Mesopotamia II

Metal ores were mined as far away as south-east Africa and carried back to Mesopotamia by specially designed cargo ships called MA.GUR UR.NU AB.ZU (‘ship for ores of the Lower World’). There, the ores were taken to Bad-Tibira, whose name literally meant ‘the foundation of metalworking.’ Smelted and refined, the ores were cast into ingots whose shape remained unchanged throughout the ancient world for millennia. Such ingots were actually found at various Near Eastern excavations, confirming the reliability of the Sumerian pictographs as true depictions of the objects they ‘wrote’ out; the Sumerian sign for the term ZAG (‘purified precious’), was the picture of such an ingot. In earlier times it apparently had a hole running through its length, through which a carrying rod was inserted. Several depictions of a God of the Flowing Waters show him flanked by bearers of such precious metal ingots, indicating that he was also the Lord of Mining.

The various names and epithets for Ea’s African Land of Mines are replete with clues to its location and nature. It was known as A.RA.LI (‘place of the shining lodes’), the land from which the metal ores come. A text listing the mountains and rivers of the Sumerian world states: ‘Mount Arali - home of the gold’; and a fragmented text confirms that Arali was the land on which Bad-Tibira depended for its continued operations.

The Mesopotamian texts spoke of the Land of Mines as mountainous, with grassy plateaux and steppes, and lush with vegetation. The capital city of that land was described by the Sumerian texts as being in the GAB.KUR.RA (‘in the chest of the mountains’), well inland. It was a land, all texts suggest, with bright days, awash with sunshine.
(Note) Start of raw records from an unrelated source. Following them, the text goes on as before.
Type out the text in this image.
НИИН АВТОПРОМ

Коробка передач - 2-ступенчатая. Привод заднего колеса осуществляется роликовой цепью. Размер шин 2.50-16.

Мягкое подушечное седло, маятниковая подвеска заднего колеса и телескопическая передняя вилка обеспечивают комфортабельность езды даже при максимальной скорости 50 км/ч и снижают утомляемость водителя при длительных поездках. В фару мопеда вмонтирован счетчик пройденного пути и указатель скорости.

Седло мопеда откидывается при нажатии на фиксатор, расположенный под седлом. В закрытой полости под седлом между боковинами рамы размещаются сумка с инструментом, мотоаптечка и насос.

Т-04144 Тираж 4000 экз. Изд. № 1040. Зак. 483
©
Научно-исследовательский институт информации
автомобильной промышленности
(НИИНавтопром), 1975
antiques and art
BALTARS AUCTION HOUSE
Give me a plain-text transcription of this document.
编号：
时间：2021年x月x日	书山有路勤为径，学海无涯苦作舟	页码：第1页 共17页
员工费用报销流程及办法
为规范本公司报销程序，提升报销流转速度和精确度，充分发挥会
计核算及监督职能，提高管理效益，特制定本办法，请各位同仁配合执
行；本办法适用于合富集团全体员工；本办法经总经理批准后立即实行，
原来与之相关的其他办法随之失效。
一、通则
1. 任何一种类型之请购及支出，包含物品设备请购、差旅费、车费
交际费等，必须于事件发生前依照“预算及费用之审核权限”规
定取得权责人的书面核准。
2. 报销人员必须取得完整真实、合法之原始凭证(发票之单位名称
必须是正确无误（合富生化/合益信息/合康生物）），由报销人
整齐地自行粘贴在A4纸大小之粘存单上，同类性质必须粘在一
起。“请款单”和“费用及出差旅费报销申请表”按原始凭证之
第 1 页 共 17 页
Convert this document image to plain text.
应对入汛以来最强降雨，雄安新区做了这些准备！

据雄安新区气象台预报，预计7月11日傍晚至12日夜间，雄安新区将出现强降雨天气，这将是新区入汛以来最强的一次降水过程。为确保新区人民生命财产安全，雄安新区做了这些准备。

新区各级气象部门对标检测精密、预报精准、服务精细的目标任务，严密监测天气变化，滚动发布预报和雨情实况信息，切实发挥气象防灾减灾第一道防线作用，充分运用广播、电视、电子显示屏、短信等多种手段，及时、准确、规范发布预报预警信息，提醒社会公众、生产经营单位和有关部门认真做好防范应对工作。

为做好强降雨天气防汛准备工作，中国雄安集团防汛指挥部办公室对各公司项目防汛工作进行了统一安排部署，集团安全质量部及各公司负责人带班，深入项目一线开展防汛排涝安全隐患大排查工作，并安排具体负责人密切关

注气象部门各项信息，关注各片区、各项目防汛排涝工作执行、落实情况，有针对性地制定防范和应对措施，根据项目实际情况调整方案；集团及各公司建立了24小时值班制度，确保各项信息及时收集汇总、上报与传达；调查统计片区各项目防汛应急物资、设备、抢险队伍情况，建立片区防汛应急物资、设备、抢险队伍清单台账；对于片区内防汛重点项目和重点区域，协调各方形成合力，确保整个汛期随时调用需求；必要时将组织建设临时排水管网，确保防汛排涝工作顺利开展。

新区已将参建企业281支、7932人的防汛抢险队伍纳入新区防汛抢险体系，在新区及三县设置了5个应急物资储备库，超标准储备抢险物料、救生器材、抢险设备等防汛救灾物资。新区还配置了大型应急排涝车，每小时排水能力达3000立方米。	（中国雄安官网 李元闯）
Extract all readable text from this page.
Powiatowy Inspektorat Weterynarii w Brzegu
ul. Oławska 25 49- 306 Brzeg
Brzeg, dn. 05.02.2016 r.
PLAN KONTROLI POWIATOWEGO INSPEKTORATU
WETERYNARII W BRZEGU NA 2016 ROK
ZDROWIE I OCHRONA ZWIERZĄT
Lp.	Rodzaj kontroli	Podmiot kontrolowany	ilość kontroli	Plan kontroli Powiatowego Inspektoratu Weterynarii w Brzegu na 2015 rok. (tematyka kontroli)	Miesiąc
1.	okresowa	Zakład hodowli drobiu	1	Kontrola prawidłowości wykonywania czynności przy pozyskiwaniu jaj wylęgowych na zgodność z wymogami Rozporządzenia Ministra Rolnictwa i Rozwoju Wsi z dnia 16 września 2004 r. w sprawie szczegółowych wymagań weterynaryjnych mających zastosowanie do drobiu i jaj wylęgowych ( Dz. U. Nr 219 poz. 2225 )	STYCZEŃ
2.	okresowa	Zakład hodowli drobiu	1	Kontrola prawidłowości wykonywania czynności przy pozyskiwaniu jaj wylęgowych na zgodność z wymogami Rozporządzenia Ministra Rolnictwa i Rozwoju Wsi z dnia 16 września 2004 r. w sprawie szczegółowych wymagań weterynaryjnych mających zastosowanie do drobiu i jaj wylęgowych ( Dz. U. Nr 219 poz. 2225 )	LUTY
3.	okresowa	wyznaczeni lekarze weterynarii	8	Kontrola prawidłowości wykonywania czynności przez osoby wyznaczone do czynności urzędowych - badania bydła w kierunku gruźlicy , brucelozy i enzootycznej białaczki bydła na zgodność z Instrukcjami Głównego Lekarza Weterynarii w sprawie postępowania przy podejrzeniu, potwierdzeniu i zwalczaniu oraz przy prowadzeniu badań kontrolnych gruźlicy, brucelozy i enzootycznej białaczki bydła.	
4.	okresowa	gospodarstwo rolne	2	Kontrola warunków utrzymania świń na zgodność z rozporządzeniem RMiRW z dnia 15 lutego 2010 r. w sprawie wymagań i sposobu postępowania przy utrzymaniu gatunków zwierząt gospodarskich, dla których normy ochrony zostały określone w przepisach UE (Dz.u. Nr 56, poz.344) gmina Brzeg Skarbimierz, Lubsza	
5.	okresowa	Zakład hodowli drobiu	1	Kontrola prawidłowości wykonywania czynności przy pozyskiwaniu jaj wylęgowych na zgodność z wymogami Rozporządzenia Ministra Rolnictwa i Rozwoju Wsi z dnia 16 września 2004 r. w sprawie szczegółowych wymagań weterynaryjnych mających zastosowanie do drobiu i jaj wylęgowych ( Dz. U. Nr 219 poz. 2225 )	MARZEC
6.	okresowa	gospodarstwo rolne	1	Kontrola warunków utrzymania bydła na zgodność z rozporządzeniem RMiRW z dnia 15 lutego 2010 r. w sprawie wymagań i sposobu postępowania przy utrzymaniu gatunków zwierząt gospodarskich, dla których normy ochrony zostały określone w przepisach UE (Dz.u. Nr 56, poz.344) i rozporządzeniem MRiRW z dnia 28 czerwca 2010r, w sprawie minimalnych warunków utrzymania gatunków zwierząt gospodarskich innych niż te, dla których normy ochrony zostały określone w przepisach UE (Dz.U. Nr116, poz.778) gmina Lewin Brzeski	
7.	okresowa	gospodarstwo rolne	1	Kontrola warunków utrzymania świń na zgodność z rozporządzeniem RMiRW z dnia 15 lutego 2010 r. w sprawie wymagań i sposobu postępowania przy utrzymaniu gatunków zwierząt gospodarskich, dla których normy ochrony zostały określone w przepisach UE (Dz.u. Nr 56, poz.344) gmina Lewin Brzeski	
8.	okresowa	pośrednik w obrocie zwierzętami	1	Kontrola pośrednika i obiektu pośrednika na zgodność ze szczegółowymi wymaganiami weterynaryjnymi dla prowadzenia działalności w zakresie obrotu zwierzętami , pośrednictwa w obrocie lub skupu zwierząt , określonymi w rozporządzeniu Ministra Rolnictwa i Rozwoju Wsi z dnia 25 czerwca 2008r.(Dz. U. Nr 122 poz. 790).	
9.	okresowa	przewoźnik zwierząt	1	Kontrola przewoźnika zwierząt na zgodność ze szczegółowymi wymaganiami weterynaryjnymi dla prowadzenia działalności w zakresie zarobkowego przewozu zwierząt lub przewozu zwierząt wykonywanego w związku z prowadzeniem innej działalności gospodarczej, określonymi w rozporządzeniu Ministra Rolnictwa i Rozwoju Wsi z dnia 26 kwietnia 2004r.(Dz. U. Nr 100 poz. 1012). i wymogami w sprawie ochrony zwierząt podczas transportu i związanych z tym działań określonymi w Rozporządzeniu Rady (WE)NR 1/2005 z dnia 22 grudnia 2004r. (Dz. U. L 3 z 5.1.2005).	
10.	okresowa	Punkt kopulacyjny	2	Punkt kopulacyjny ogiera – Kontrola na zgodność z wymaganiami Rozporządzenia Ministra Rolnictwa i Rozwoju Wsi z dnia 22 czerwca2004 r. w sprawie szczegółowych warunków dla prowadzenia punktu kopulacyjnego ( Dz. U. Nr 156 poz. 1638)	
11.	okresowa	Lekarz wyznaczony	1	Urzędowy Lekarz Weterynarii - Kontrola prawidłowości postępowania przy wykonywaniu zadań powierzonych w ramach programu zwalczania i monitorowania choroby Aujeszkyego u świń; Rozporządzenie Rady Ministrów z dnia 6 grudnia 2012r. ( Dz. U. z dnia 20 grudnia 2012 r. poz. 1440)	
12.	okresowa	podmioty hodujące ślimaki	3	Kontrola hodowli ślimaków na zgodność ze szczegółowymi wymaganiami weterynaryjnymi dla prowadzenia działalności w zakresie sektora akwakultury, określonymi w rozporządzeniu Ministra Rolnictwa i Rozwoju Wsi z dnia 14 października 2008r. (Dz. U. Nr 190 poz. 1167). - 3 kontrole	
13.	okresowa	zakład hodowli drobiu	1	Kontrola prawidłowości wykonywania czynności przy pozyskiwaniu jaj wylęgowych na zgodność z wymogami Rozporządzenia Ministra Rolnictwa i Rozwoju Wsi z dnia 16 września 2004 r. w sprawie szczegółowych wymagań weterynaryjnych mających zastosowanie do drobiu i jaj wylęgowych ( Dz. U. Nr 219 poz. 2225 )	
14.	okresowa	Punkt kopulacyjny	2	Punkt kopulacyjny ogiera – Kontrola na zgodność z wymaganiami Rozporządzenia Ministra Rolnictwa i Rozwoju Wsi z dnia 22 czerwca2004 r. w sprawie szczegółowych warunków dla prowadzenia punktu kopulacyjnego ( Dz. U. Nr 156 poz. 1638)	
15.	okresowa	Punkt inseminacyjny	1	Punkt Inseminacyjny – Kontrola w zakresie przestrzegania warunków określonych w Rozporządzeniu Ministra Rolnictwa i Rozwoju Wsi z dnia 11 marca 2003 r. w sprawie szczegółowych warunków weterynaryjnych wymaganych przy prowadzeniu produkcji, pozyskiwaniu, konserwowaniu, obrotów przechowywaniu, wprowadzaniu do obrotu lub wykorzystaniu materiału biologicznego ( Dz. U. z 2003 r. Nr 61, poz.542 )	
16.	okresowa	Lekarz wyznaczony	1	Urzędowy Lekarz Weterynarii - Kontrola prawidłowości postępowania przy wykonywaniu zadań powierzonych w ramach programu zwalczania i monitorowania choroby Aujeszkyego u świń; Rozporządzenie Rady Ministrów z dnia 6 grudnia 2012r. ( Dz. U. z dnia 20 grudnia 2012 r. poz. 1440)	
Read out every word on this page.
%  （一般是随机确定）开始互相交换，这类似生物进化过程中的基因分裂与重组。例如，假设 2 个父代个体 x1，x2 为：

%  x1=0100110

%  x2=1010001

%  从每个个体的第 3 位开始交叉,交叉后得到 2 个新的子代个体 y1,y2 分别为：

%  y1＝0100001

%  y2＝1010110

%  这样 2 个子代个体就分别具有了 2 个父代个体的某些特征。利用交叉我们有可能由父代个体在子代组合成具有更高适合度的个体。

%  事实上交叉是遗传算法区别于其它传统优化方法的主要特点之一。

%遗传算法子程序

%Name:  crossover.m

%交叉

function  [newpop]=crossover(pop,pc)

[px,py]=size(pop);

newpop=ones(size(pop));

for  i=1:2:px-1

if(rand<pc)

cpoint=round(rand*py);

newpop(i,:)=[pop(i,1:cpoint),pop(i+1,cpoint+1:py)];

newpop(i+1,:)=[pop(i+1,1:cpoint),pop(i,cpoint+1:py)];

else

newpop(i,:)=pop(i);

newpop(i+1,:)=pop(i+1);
The Sumerian terms for gold (KU.GI - ‘bright out of earth’) and silver (KU.BABBAR - ‘bright gold’) retained the original association of the precious metals with the bright (KU) domain of the gods.

Pictographic signs employed as Sumer’s first writing reveal great familiarity not only with diverse metallurgical processes but also with the fact that the sources of the metals were mines dug down into the earth. The terms for copper and bronze (‘handsome bright stone’), gold (‘the supreme mined metal’), or ‘refined’ (‘bright - purified’) were all pictorial variants of a mineshaft (‘opening/mouth for dark-red’ metal).